GLM-4.7-Flash: Z.ai’s Efficient 30B MoE Model for Coding and Agents

Z.ai has released GLM-4.7-Flash, a 30B-A3B Mixture-of-Experts (MoE) language model that punches well above its weight class in coding, agentic reasoning, and multi-step tool use — while remaining efficient enough to run on a single consumer GPU. Released on January 20, 2026, the model is fully open-source under the MIT license and available for free via the Z.ai API platform.

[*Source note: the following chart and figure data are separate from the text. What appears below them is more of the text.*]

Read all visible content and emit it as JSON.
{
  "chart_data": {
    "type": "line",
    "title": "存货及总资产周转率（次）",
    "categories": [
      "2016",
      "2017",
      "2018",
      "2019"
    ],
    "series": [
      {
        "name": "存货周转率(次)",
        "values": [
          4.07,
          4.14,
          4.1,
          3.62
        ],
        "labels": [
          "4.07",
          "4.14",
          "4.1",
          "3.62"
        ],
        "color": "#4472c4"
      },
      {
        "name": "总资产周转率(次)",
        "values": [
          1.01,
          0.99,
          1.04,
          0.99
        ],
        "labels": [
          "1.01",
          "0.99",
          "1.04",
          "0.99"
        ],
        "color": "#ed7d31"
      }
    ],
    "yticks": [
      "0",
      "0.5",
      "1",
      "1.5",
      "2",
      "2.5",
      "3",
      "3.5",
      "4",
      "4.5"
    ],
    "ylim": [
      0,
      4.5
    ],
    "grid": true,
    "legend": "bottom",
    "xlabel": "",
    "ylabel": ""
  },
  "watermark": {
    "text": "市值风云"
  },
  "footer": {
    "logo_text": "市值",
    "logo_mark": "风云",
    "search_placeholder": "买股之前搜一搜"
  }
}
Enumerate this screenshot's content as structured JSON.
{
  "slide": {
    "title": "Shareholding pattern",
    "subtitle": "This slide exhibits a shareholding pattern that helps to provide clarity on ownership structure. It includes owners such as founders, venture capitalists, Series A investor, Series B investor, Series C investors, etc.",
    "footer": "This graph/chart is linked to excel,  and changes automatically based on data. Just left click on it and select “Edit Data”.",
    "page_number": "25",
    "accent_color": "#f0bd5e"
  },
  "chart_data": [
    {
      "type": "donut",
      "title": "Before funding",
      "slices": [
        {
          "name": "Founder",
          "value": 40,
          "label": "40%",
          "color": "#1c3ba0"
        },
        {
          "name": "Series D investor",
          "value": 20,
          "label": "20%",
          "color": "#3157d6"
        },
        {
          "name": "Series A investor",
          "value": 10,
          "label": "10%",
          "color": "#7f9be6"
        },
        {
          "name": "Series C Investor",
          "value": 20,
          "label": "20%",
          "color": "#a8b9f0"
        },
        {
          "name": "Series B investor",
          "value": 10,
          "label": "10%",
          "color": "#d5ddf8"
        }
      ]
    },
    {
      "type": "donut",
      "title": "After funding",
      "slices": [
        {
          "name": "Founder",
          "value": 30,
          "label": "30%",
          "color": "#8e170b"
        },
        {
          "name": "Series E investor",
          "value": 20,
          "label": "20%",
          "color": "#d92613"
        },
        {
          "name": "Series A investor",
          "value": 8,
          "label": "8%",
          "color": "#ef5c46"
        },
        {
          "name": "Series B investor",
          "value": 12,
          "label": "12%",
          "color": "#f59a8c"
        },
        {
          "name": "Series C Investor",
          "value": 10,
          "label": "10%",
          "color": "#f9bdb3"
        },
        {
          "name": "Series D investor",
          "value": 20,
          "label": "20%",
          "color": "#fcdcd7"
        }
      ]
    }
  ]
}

GLM-4.7-Flash neural network architecture visualization with glowing nodes and connections
Illustration generated by AI

What Is GLM-4.7-Flash?

GLM-4.7-Flash is the latest entry in Z.ai’s (formerly Zhipu AI) GLM series of large language models. Despite its “30B” label, the model uses a Mixture-of-Experts architecture with 31.2 billion total parameters but only approximately 3 billion active parameters during any given inference pass. This design — sometimes written as “30B-A3B” — means the model routes each token through a small subset of specialized expert sub-networks, achieving dense-model quality with a fraction of the compute.

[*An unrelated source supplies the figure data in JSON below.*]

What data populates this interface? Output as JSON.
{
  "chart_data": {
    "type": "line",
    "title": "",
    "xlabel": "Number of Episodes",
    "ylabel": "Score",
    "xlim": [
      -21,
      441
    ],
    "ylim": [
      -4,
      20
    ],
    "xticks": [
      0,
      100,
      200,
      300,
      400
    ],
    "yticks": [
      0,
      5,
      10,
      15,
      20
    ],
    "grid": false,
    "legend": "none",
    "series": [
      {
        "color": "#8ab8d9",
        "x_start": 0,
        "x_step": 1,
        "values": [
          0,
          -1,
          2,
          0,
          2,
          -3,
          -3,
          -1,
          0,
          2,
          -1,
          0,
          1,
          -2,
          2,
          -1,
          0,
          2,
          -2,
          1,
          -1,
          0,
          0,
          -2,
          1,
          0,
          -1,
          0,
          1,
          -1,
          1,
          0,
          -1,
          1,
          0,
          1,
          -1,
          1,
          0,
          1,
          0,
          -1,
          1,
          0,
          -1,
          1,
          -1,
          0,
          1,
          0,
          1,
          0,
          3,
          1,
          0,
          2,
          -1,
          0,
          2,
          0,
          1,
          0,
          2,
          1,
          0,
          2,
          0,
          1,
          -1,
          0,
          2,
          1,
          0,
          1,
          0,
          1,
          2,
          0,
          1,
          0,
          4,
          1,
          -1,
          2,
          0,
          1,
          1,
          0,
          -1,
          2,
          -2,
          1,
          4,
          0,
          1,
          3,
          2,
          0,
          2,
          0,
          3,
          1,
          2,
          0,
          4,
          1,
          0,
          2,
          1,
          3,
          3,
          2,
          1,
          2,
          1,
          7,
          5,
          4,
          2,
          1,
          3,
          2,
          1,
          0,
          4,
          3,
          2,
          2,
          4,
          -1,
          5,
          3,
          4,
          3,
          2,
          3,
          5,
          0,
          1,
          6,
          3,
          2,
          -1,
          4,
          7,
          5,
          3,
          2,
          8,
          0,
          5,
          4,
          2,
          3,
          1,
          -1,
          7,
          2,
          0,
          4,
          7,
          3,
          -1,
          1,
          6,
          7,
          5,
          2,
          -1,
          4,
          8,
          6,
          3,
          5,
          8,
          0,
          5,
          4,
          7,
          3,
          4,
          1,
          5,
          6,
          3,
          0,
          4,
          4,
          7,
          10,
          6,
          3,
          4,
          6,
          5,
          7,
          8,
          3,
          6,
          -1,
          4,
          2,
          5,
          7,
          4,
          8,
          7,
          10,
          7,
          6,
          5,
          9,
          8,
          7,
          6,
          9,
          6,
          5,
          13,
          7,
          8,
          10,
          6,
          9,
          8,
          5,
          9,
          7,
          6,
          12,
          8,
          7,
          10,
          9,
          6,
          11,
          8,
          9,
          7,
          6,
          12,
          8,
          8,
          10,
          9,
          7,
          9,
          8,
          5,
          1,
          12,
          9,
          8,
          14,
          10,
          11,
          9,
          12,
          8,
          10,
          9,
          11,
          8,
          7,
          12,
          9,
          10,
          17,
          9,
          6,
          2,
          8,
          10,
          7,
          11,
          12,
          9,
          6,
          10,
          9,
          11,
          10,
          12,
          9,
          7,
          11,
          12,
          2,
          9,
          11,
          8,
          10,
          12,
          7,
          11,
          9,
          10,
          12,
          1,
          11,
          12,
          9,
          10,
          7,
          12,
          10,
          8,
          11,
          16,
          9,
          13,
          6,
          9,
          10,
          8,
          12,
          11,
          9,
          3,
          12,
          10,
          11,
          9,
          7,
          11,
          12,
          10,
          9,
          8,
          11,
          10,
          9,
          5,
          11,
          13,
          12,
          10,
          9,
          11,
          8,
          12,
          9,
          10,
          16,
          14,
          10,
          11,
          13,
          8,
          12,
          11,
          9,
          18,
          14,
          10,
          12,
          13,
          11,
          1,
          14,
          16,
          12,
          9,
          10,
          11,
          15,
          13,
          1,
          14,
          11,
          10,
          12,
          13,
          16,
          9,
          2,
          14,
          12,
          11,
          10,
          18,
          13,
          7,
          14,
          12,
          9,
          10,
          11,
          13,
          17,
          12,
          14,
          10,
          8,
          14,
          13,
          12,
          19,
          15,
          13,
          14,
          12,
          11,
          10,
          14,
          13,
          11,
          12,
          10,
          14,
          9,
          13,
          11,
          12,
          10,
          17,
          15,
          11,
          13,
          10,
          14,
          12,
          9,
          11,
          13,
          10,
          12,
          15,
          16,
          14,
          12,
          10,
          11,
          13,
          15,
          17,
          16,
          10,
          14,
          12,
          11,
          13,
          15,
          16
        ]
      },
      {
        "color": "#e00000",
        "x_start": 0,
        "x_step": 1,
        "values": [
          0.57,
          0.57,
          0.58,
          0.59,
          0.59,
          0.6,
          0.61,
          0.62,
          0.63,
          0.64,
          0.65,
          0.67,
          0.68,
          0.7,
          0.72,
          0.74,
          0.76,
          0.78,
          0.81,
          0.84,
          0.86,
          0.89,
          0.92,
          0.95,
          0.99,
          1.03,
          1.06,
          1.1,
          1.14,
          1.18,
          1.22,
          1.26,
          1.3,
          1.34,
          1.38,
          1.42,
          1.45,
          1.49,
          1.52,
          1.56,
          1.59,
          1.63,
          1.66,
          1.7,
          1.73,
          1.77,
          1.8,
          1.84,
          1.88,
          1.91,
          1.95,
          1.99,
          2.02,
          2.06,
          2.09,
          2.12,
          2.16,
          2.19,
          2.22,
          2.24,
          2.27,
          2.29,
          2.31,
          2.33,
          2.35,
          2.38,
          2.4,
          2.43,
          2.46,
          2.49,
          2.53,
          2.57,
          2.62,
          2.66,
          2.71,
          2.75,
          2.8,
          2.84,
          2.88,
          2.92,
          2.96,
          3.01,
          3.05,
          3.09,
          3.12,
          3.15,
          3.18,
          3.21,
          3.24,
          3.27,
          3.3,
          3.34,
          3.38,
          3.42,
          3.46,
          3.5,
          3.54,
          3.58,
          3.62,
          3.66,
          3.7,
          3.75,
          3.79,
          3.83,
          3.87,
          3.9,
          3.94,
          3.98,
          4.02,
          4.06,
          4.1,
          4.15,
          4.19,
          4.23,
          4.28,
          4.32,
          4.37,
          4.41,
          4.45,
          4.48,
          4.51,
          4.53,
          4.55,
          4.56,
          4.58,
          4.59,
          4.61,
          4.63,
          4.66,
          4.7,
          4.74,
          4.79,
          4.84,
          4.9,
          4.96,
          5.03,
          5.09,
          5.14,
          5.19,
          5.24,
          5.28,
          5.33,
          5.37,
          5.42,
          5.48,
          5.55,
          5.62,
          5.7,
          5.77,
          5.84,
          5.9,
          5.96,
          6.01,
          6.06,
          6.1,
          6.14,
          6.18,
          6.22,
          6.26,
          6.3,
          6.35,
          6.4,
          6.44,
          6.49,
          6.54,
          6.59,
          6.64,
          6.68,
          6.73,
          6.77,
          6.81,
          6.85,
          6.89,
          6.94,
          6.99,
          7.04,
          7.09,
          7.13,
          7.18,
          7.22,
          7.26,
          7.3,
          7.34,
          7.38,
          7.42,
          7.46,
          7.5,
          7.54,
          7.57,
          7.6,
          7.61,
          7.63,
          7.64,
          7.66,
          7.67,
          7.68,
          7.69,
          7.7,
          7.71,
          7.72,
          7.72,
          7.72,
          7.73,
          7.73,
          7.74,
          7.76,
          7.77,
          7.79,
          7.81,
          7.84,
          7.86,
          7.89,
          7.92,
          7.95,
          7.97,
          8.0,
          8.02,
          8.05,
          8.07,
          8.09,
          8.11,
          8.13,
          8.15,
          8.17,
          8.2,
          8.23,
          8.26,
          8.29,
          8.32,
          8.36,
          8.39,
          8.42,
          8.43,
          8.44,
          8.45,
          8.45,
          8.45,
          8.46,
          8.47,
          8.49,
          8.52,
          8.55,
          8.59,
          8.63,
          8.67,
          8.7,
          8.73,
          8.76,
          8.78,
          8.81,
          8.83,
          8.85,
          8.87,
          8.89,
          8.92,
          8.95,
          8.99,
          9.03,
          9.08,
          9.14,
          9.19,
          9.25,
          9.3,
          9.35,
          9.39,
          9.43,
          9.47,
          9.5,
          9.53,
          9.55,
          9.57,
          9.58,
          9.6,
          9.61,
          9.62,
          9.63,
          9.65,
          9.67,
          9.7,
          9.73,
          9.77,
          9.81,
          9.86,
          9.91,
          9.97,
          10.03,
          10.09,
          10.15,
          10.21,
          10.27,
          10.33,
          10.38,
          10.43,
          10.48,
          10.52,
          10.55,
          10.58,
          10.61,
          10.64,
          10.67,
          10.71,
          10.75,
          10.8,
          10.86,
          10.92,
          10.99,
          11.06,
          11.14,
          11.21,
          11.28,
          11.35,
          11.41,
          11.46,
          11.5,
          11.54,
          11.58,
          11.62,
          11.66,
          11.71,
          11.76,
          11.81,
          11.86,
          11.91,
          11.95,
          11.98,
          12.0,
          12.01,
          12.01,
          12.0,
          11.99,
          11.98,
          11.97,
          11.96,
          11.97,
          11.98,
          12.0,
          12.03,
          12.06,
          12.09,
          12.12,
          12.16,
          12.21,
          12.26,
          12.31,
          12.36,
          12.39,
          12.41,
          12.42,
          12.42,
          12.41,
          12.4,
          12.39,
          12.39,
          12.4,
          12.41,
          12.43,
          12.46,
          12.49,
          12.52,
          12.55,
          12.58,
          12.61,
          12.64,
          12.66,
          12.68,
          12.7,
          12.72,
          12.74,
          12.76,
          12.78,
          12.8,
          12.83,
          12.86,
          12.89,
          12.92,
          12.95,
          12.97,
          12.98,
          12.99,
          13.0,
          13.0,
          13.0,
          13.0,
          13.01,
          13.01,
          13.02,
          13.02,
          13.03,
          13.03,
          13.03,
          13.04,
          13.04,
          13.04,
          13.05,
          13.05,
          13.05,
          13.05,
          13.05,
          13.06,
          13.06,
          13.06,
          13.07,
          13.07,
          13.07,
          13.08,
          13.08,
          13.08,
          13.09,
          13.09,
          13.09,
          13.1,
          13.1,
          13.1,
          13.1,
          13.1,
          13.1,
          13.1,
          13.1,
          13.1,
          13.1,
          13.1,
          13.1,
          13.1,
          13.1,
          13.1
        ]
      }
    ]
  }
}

The model supports a context window of up to 128,000 tokens, making it practical for large codebases, multi-file repositories, and extended conversations. It also supports function calling with auto-tool-choice and a dedicated “thinking” mode for multi-turn reasoning tasks.

Benchmark Results

GLM-4.7-Flash posts strong numbers across a range of coding, reasoning, and agentic benchmarks, frequently outperforming models with similar or larger active parameter counts:

Benchmark GLM-4.7-Flash Qwen3-30B-A3B GPT-OSS-20B
AIME 25 91.6 85.0 91.7
GPQA 75.2 73.4 71.5
LCB v6 64.0 66.0 61.0
SWE-bench Verified 59.2 22.0 34.0
τ²-Bench 79.5 49.0 47.7
BrowseComp 42.8 2.29 28.3

The SWE-bench Verified score of 59.2% is particularly notable — it measures the model’s ability to autonomously resolve real GitHub issues, and GLM-4.7-Flash more than doubles the score of Qwen3-30B-A3B (22.0%) on this task. The τ²-Bench result of 79.5% (versus 49.0% for Qwen3-30B-A3B) similarly highlights strong agentic capabilities.

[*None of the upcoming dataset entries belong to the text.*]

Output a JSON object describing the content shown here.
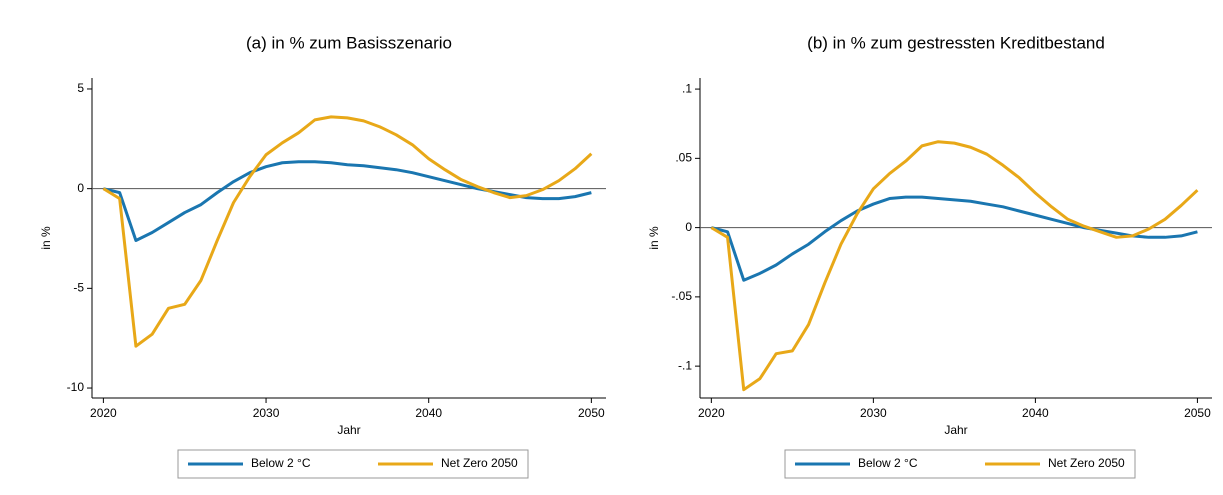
{
  "chart_data": [
    {
      "type": "line",
      "title": "(a)  in % zum Basisszenario",
      "x_label": "Jahr",
      "y_label": "in %",
      "x": [
        2020,
        2021,
        2022,
        2023,
        2024,
        2025,
        2026,
        2027,
        2028,
        2029,
        2030,
        2031,
        2032,
        2033,
        2034,
        2035,
        2036,
        2037,
        2038,
        2039,
        2040,
        2041,
        2042,
        2043,
        2044,
        2045,
        2046,
        2047,
        2048,
        2049,
        2050
      ],
      "series": [
        {
          "name": "Below 2 °C",
          "color": "#1a76b0",
          "values": [
            0,
            -0.2,
            -2.6,
            -2.2,
            -1.7,
            -1.2,
            -0.8,
            -0.2,
            0.35,
            0.8,
            1.1,
            1.3,
            1.35,
            1.35,
            1.3,
            1.2,
            1.15,
            1.05,
            0.95,
            0.8,
            0.6,
            0.4,
            0.2,
            0.0,
            -0.15,
            -0.3,
            -0.45,
            -0.5,
            -0.5,
            -0.4,
            -0.2
          ]
        },
        {
          "name": "Net Zero 2050",
          "color": "#e8a818",
          "values": [
            0,
            -0.5,
            -7.9,
            -7.3,
            -6.0,
            -5.8,
            -4.6,
            -2.6,
            -0.7,
            0.6,
            1.7,
            2.3,
            2.8,
            3.45,
            3.6,
            3.55,
            3.4,
            3.1,
            2.7,
            2.2,
            1.5,
            0.95,
            0.45,
            0.1,
            -0.2,
            -0.45,
            -0.35,
            -0.05,
            0.4,
            1.0,
            1.75
          ]
        }
      ],
      "xlim": [
        2019.3,
        2050.9
      ],
      "xticks": [
        2020,
        2030,
        2040,
        2050
      ],
      "ylim": [
        -10.5,
        5.55
      ],
      "yticks": [
        5,
        0,
        -5,
        -10
      ],
      "reference_line": 0
    },
    {
      "type": "line",
      "title": "(b)  in % zum gestressten Kreditbestand",
      "x_label": "Jahr",
      "y_label": "in %",
      "x": [
        2020,
        2021,
        2022,
        2023,
        2024,
        2025,
        2026,
        2027,
        2028,
        2029,
        2030,
        2031,
        2032,
        2033,
        2034,
        2035,
        2036,
        2037,
        2038,
        2039,
        2040,
        2041,
        2042,
        2043,
        2044,
        2045,
        2046,
        2047,
        2048,
        2049,
        2050
      ],
      "series": [
        {
          "name": "Below 2 °C",
          "color": "#1a76b0",
          "values": [
            0,
            -0.003,
            -0.038,
            -0.033,
            -0.027,
            -0.019,
            -0.012,
            -0.003,
            0.005,
            0.012,
            0.017,
            0.021,
            0.022,
            0.022,
            0.021,
            0.02,
            0.019,
            0.017,
            0.015,
            0.012,
            0.009,
            0.006,
            0.003,
            0.0,
            -0.002,
            -0.004,
            -0.006,
            -0.007,
            -0.007,
            -0.006,
            -0.003
          ]
        },
        {
          "name": "Net Zero 2050",
          "color": "#e8a818",
          "values": [
            0,
            -0.007,
            -0.117,
            -0.109,
            -0.091,
            -0.089,
            -0.07,
            -0.04,
            -0.012,
            0.01,
            0.028,
            0.039,
            0.048,
            0.059,
            0.062,
            0.061,
            0.058,
            0.053,
            0.045,
            0.036,
            0.025,
            0.015,
            0.006,
            0.001,
            -0.003,
            -0.007,
            -0.006,
            -0.001,
            0.006,
            0.016,
            0.027
          ]
        }
      ],
      "xlim": [
        2019.3,
        2050.9
      ],
      "xticks": [
        2020,
        2030,
        2040,
        2050
      ],
      "ylim": [
        -0.123,
        0.108
      ],
      "yticks": [
        {
          "value": 0.1,
          "label": ".1"
        },
        {
          "value": 0.05,
          "label": ".05"
        },
        0,
        {
          "value": -0.05,
          "label": "-.05"
        },
        {
          "value": -0.1,
          "label": "-.1"
        }
      ],
      "reference_line": 0
    }
  ]
}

Deployment and Accessibility

GLM-4.7-Flash is designed to be practically deployable without specialized hardware. The model can run on a single 24GB GPU (such as an RTX 3090 or RTX 4090) or on Apple Silicon Mac systems, achieving speeds of 60–80 tokens per second under typical conditions.

For developers, the model is available through multiple deployment paths:

  • Hugging Face Transformers: Load with AutoModelForCausalLM in bfloat16
  • vLLM: Supports tensor parallelism and speculative decoding with the MTP method
  • SGLang: Supported with EAGLE speculative decoding for higher throughput
  • Z.ai API: Free API access with no credit card required
  • LM Studio: Available as a quantized model for desktop use

The model also supports 68+ quantized variants on Hugging Face and has been integrated into 53 Spaces, reflecting rapid community adoption since its release.

What This Means for the AI Community

GLM-4.7-Flash represents a maturing of the MoE approach for smaller, more accessible models. The gap between its SWE-bench score (59.2%) and that of comparable open-source competitors is striking and suggests that Z.ai’s training recipe — described in the accompanying paper “GLM-4.5: Agentic, Reasoning, and Coding (ARC) Foundation Models” (arXiv 2508.06471) — has made meaningful advances in agentic task performance.

For researchers and developers at institutions like NYU Shanghai, the model’s ability to run locally on consumer hardware lowers the barrier to building agentic coding assistants, automated research tools, and complex multi-step pipelines without relying on cloud inference costs. The MIT license also means it can be freely used, modified, and deployed in academic projects.

With over 1.7 million downloads in its first month, GLM-4.7-Flash has found rapid uptake in the open-source community and positions Z.ai as a serious contender in the competitive landscape of efficient frontier models.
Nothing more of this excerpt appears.